16 aprile 2012 15:280 commenti

Entro il prossimo 16 giugno tutti i proprietari di uno o più immobili saranno chiamati ad effettuare il versamento della prima rata dell’Imu, la nuova imposta che ha sostituito l’Ici ma che al contrario di questa dovrà essere pagata anche sull’abitazione principale. La cifra che dovrà essere pagata annualmente varia a seconda della rendita catastale, del tipo di immobile e dell’aliquota stabilita dal Comune in cui è situato.

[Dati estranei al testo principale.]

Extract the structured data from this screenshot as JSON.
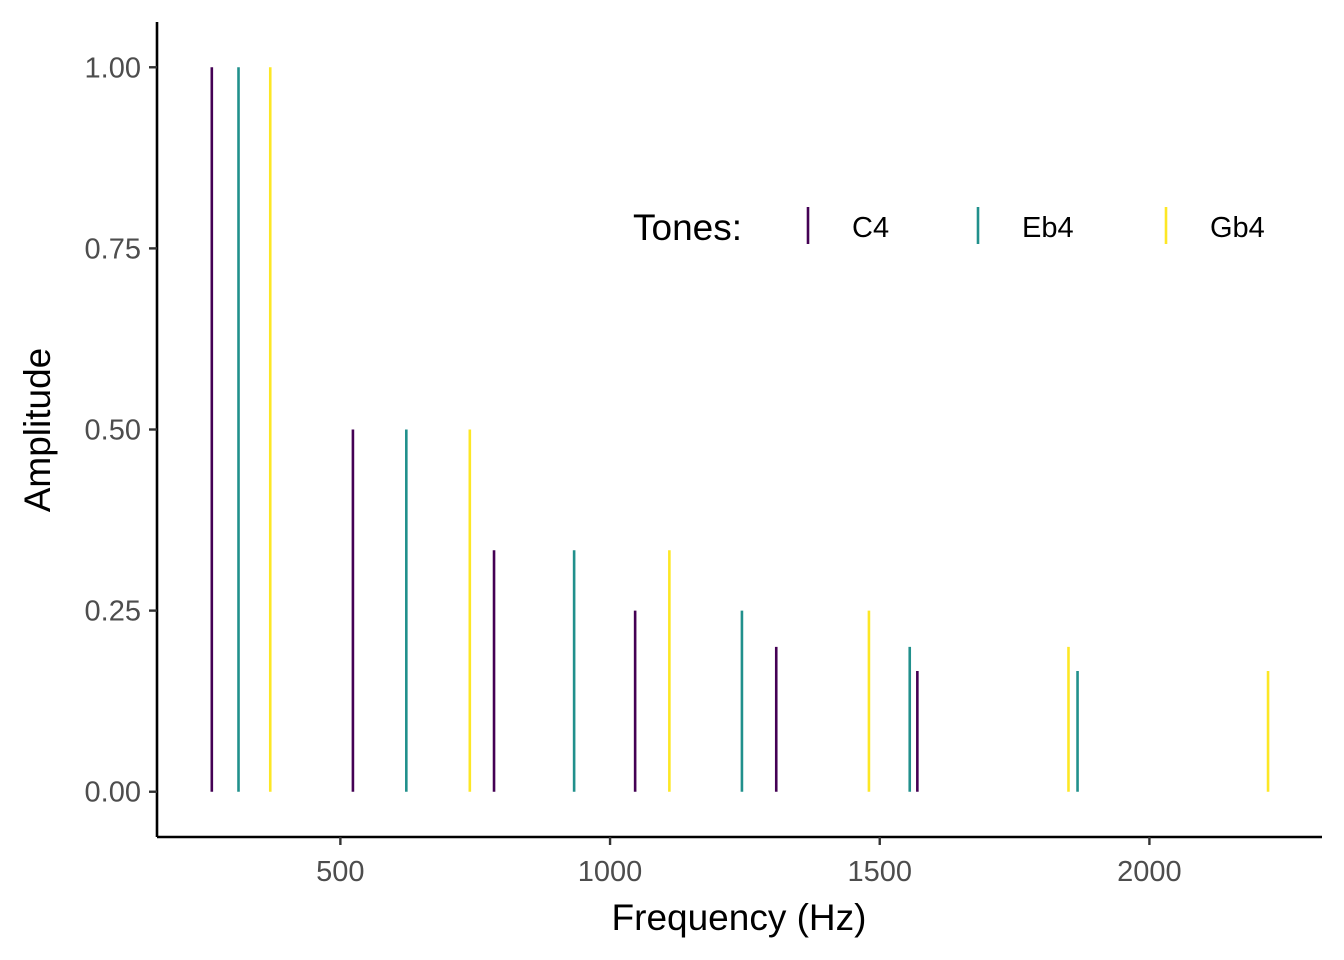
{
  "chart_data": {
    "type": "bar",
    "xlabel": "Frequency (Hz)",
    "ylabel": "Amplitude",
    "xlim": [
      160,
      2320
    ],
    "ylim": [
      -0.0625,
      1.0625
    ],
    "x_ticks": [
      500,
      1000,
      1500,
      2000
    ],
    "x_tick_labels": [
      "500",
      "1000",
      "1500",
      "2000"
    ],
    "y_ticks": [
      0,
      0.25,
      0.5,
      0.75,
      1.0
    ],
    "y_tick_labels": [
      "0.00",
      "0.25",
      "0.50",
      "0.75",
      "1.00"
    ],
    "grid": false,
    "legend": {
      "title": "Tones:",
      "position": "top-right",
      "orientation": "horizontal"
    },
    "series": [
      {
        "name": "C4",
        "color": "#440154",
        "points": [
          {
            "x": 261.63,
            "y": 1.0
          },
          {
            "x": 523.25,
            "y": 0.5
          },
          {
            "x": 784.88,
            "y": 0.3333
          },
          {
            "x": 1046.5,
            "y": 0.25
          },
          {
            "x": 1308.13,
            "y": 0.2
          },
          {
            "x": 1569.75,
            "y": 0.1667
          }
        ]
      },
      {
        "name": "Eb4",
        "color": "#21908C",
        "points": [
          {
            "x": 311.13,
            "y": 1.0
          },
          {
            "x": 622.25,
            "y": 0.5
          },
          {
            "x": 933.38,
            "y": 0.3333
          },
          {
            "x": 1244.51,
            "y": 0.25
          },
          {
            "x": 1555.63,
            "y": 0.2
          },
          {
            "x": 1866.76,
            "y": 0.1667
          }
        ]
      },
      {
        "name": "Gb4",
        "color": "#FDE725",
        "points": [
          {
            "x": 369.99,
            "y": 1.0
          },
          {
            "x": 739.99,
            "y": 0.5
          },
          {
            "x": 1109.98,
            "y": 0.3333
          },
          {
            "x": 1479.98,
            "y": 0.25
          },
          {
            "x": 1849.97,
            "y": 0.2
          },
          {
            "x": 2219.96,
            "y": 0.1667
          }
        ]
      }
    ]
  }
}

In termini più ampi, tuttavia, il costo dell’Imu e la sua incidenza sul mercato immobiliare sono diversi a seconda dell’uso che si fa dell’immobile. Secondo le prime stime, in particolare, il peso dell’Imu sulle abitazioni principali non sarà tale da avere un impatto rilevante sul mercato immobiliare. Su un’abitazione con una rendita catastale di 1.000 euro (un trilocale non di lusso in una grande città) in un Comune che applica un’aliquota standard dello 0,4%, infatti, si pagheranno 472 euro, una cifra senza dubbio rilevante ma che non porterà i proprietari a compiere scelte radicali, sopratutto in considerazione del fatto che un’abitazione di questo tipo ha un valore di circa 250.000 euro e l’Imu rappresenta quindi meno dello 0,2% del patrimonio complessivo.

COME PAGARE L’IMU

Al contrario, invece, di sicuro valuteranno seriamente se vendere o meno i proprietari di seconde case utilizzate saltuariamente, dal momento che in questo caso su un immobile con rendita catastale di 1.000 euro in un Comune che applica l’aliquota standard dello 0,76% dovranno essere pagati ben 1.277 euro, che arriverebbero a 1.781 euro qualora dovesse essere applicata l’aliquota massima.

TUTTE LE SPESE DEL MUTUO

Per gli immobili concessi in locazione si calcola invece che l’Imu si porterà via una quota che oscilla tra il 10% e il 18% del canone annuo, a seconda del tipo di immobile e della città in cui è situato. All’Imu bisogna poi aggiungere le tasse che già gravano sugli immobili concessi in locazione, sia se si è scelto di optare per la cedolare secca che per la tassazione ordinaria. Ne deriva quindi che, essendo complicato aumentare il canone in quanto il rischio è di ritrovarsi con un immobile sfitto, con ogni probabilità molti immobili oggi concessi in locazione saranno messi in vendita. Questo, tuttavia, non causerà un crollo dei prezzi ma contribuirà solo a vivacizzare il mercato, a condizione però che le banche tornino a fare il loro mestiere e ad erogare mutui.